Kenat was one of twelve jurors who narrowed down the entries to the four finalists.
"The jury was looking for balance between visionary thinking and something that could really re-invent our riverfront," he said. "They did not disappoint at all. There were some really great entries."
"We had multiple conversations on are we being progressive enough," Campbell said. UC students named their project The Anchor. Campbell said the idea was to converge a mix of uses from medical to startups to artistic in an area that's walkable, livable and workable.
The students had mixed feelings about the project site being in their backyards.
"It was definitely a good surprise seeing Cincinnati on the page," Iyengar said. But, they were also concerned about becoming complacent by the location.

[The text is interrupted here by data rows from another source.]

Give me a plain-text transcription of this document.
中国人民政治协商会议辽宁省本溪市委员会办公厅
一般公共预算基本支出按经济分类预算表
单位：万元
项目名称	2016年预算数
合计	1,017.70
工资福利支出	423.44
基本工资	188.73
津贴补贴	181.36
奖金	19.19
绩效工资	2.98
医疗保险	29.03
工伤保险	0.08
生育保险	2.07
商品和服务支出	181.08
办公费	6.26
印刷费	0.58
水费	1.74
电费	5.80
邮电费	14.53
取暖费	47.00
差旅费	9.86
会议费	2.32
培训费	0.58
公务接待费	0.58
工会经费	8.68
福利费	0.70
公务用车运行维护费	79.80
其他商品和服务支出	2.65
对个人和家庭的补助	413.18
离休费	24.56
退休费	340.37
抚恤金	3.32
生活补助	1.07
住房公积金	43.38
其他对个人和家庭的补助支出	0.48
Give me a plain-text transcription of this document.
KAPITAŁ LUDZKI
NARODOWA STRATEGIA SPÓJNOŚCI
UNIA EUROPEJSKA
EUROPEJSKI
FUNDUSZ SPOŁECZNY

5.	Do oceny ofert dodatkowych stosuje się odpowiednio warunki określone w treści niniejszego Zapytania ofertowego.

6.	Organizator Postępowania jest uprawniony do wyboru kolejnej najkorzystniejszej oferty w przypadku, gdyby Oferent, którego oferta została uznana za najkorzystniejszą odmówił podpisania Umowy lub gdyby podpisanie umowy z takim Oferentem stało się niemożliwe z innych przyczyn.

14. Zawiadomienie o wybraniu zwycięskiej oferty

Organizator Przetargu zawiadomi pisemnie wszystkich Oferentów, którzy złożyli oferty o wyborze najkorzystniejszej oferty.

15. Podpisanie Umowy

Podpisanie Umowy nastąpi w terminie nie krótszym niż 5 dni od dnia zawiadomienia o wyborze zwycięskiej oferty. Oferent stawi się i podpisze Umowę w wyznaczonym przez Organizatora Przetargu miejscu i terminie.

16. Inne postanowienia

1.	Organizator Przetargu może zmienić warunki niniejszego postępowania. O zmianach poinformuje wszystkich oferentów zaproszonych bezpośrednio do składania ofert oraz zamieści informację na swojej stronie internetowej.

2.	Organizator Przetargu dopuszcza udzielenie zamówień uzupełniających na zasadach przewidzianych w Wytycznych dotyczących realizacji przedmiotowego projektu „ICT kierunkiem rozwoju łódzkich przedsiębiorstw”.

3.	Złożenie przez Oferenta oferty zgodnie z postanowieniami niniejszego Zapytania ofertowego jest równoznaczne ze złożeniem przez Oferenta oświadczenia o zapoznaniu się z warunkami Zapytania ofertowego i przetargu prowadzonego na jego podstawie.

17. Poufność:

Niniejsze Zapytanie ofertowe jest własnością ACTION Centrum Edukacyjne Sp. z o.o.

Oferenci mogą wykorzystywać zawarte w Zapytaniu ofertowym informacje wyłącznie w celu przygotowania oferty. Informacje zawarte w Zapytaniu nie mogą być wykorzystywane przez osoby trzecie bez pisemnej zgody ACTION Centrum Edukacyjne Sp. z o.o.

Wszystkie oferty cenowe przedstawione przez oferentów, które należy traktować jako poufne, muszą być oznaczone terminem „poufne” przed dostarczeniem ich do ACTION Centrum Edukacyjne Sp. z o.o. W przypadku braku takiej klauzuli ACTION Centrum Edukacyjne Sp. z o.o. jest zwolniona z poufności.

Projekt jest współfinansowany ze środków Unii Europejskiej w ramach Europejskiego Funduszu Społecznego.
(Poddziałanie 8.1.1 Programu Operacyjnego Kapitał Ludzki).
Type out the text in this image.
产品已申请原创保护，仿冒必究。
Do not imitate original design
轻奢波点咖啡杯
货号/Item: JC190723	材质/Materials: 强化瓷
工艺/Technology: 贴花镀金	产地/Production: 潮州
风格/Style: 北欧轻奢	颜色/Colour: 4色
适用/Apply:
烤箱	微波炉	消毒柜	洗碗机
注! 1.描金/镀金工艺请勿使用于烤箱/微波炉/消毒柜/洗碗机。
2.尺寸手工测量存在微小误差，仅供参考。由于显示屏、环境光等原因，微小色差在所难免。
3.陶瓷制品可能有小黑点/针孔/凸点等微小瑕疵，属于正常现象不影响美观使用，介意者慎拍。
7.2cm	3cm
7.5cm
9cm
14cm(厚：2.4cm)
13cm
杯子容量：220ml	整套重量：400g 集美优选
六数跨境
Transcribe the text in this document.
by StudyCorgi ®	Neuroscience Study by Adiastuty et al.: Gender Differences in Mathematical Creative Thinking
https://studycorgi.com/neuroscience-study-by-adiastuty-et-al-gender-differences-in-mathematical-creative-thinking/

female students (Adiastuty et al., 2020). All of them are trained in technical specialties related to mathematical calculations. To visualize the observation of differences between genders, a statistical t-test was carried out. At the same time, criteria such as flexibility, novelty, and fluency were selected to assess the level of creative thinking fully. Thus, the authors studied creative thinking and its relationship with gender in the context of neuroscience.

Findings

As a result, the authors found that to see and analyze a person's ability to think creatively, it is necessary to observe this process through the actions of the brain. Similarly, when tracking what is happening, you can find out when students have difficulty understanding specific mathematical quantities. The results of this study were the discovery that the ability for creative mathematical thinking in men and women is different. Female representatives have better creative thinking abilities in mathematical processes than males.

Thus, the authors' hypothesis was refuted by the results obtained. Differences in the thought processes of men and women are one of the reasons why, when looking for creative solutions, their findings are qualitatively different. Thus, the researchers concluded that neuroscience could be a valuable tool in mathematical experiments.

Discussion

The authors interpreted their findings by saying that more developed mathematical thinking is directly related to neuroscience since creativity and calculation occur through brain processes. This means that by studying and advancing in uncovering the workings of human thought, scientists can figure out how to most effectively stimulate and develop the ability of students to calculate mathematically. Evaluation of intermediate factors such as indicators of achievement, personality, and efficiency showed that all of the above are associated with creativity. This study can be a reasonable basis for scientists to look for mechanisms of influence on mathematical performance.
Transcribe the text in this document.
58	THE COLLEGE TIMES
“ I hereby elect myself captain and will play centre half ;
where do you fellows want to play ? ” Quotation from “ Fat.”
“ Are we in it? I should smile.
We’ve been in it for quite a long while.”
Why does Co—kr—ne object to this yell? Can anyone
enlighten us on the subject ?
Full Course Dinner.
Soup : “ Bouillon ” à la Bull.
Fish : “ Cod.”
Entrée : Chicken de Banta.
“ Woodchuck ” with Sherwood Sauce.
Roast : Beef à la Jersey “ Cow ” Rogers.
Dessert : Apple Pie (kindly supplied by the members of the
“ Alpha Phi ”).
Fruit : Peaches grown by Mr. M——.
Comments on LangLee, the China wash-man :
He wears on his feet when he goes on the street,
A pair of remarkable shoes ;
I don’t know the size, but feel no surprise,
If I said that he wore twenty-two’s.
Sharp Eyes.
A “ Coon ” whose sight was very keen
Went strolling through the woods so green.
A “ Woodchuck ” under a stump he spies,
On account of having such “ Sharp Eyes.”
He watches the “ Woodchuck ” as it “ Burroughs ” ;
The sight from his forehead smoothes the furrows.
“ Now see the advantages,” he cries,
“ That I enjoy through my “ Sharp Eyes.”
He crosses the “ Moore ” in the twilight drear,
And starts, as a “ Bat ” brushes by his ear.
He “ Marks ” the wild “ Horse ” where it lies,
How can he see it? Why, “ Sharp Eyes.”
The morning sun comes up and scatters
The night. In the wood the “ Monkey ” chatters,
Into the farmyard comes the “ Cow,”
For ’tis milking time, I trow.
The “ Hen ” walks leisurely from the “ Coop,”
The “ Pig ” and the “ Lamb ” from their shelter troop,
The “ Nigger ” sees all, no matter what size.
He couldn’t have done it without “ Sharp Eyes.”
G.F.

"There's no one team that's going to have to a better chance," Campbell said. "Even if we are here right now, I do not picture that as something that's gonna make us the forefront."
By the way, the teams weren't allowed to visit the site until last week, including students at UC.
"They wanted to make it fair to everyone," said Lorrin Kline, an architecture graduate student at UC. "It was really a struggle for us because obviously we wanted to go down and see the site."
The winner will be announced on April 4, 2019 in a final presentation by the teams in Cincinnati. In addition, the teams' work will also be shared with city and country planners who remain interested in the idea of capping Fort Washington Way.